4. For every pair, we get the correlation coefficient, the β coefficient and the p-value from the augmented Dickey–Fuller test (ADF)
5. The qualified pairs are those which have a correlation coefficient greater than 95% and a p-value less than 5%

Let’s do it in R:

# train
train<-log(closePrices[1:220])

# test
test<-log(closePrices[221:252])

# get the correlation of each pair

left_side<-NULL
right_side<-NULL
correlation<-NULL
beta<-NULL
pvalue<-NULL

for (i in 1:length(mySymbols)) {
for (j in 1:length(mySymbols)) {

if (i>j) {
left_side<-c(left_side, mySymbols[i])
right_side<-c(right_side, mySymbols[j])
correlation<-c(correlation, cor(train[,mySymbols[i]], train[,mySymbols[j]]))

# linear regression withoout intercept
m<-lm(train[,mySymbols[i]]~train[,mySymbols[j]]-1)
beta<-c(beta, as.numeric(coef(m)))

# get the mispricings of the spread
sprd<-residuals(m)

}
}

}

df<-data.frame(left_side, right_side, correlation, beta, pvalue)
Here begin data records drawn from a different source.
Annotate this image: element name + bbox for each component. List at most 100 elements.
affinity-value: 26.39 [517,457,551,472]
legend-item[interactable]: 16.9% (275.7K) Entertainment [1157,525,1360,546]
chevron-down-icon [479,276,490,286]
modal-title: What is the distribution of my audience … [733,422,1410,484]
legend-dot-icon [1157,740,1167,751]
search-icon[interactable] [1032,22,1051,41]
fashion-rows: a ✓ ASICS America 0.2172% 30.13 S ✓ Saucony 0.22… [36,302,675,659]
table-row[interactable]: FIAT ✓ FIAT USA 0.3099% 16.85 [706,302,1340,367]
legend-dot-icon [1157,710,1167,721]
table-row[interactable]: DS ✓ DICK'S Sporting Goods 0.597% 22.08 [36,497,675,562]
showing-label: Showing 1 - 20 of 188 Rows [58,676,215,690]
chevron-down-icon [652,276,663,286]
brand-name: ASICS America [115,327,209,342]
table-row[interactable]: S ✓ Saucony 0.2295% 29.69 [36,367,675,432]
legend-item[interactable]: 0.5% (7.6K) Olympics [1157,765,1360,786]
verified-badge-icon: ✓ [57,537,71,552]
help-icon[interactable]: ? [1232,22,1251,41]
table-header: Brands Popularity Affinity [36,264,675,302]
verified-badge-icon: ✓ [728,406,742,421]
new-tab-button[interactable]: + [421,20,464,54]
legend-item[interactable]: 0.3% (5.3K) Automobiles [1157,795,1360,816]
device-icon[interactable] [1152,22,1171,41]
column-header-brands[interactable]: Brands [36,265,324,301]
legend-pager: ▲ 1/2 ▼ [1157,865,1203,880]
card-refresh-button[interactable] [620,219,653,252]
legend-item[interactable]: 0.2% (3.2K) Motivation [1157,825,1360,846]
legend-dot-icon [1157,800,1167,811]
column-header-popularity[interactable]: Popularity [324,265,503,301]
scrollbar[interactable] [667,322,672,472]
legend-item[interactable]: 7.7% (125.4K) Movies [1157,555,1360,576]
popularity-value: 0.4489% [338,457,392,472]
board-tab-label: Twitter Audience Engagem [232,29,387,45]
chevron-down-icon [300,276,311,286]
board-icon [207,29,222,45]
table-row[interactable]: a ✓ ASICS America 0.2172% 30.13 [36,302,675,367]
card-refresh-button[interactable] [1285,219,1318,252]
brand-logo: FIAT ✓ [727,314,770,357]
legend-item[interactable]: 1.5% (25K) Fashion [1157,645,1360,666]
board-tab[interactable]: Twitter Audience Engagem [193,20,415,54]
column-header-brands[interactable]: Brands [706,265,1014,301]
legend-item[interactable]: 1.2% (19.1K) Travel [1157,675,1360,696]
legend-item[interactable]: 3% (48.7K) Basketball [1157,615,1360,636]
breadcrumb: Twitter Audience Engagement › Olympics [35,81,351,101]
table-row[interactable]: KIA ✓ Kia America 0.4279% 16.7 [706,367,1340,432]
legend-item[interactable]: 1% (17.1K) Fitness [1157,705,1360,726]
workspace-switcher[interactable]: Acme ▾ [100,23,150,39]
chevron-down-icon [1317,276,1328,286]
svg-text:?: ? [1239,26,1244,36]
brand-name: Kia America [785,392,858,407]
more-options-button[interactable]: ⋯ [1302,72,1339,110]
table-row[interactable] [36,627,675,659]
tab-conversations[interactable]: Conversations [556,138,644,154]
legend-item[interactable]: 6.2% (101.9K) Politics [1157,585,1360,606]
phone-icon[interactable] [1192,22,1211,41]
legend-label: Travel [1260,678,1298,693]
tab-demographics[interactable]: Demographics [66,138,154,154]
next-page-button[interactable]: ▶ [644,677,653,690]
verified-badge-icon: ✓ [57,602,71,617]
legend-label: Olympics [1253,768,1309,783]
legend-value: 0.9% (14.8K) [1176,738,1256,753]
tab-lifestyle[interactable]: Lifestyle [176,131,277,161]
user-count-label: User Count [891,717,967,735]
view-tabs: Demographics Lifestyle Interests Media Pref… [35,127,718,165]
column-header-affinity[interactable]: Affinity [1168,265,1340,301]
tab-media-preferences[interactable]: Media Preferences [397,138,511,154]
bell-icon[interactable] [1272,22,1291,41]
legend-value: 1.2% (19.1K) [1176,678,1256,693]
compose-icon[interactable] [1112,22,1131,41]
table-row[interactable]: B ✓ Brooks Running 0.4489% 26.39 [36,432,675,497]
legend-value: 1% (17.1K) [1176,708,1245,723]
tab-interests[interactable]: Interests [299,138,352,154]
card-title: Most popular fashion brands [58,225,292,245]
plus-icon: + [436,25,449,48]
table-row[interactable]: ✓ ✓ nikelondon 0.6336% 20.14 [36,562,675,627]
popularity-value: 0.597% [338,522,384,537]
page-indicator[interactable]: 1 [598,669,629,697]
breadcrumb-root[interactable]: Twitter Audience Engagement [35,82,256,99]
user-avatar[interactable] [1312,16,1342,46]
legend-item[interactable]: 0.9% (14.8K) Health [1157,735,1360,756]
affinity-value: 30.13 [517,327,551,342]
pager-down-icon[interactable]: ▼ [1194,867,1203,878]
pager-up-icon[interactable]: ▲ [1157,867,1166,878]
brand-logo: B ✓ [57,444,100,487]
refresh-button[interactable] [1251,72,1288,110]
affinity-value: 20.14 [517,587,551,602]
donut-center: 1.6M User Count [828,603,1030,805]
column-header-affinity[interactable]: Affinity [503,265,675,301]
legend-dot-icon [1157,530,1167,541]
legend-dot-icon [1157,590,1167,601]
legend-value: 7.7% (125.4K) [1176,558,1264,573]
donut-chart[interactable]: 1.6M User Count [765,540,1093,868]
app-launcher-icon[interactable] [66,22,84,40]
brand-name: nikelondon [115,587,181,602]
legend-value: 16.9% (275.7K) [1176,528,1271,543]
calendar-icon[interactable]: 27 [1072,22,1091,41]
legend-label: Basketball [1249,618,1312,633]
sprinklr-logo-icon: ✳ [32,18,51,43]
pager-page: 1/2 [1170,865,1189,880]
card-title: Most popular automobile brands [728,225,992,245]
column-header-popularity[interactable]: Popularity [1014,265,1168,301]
mypairs<-df%>%filter(pvalue<=0.05, correlation>0.95)%>%arrange(-correlation)
mypairs



From the 435 pairs we kept the 7 pairs above.

## Focus on a Pair

Let’s focus on the NFLX vs AMZN pair which are the Netflix and Amazon stocks respectively. Our strategy is when the spread diverges from 0 to go long with NFLX (buy) and to short with AMZN (sell) hoping that the spread will converge again to its mean which is 0. Let’s plot the spread on the train dataset:

Train Dataset

myspread<-train[,"NFLX"]-0.7739680*train[,"AMZN"]
plot(myspread, main = "NFLX vs AMZN")



Analyzing the spread, we can define trading signals for when to open a position and when to close. We can use the quantiles or 3 standard deviations. For simplicity, let’s consider that our trading signals are 0.04 and -0.04 respectively. The strategy is the following:

• When the spread is above 0.04, then we sell the spread which means that we sell the NFLX and we buy AMZN
• Whenever the spread converges again to 0, then we close our position.

Test Dataset

Let’s have a look at the spread on the test dataset:

myspread<-test[,"NFLX"]-0.7739680*test[,"AMZN"]
plot(myspread, main = "NFLX vs AMZN")



As we can see, on the 13th of November the spread was below -004 and as expected it converged to its mean on the 7th of December.

## Conclusion

Pairs trading is a strategy that can be applied in both bearish and bullish markets. It is not a risk-free strategy since it is possible for one pair to never converge to its mean. Moreover, when we backtest the pairs trading strategies, we need to assume that the short selling is allowed and to take into consideration the transaction cost and the short-selling fees.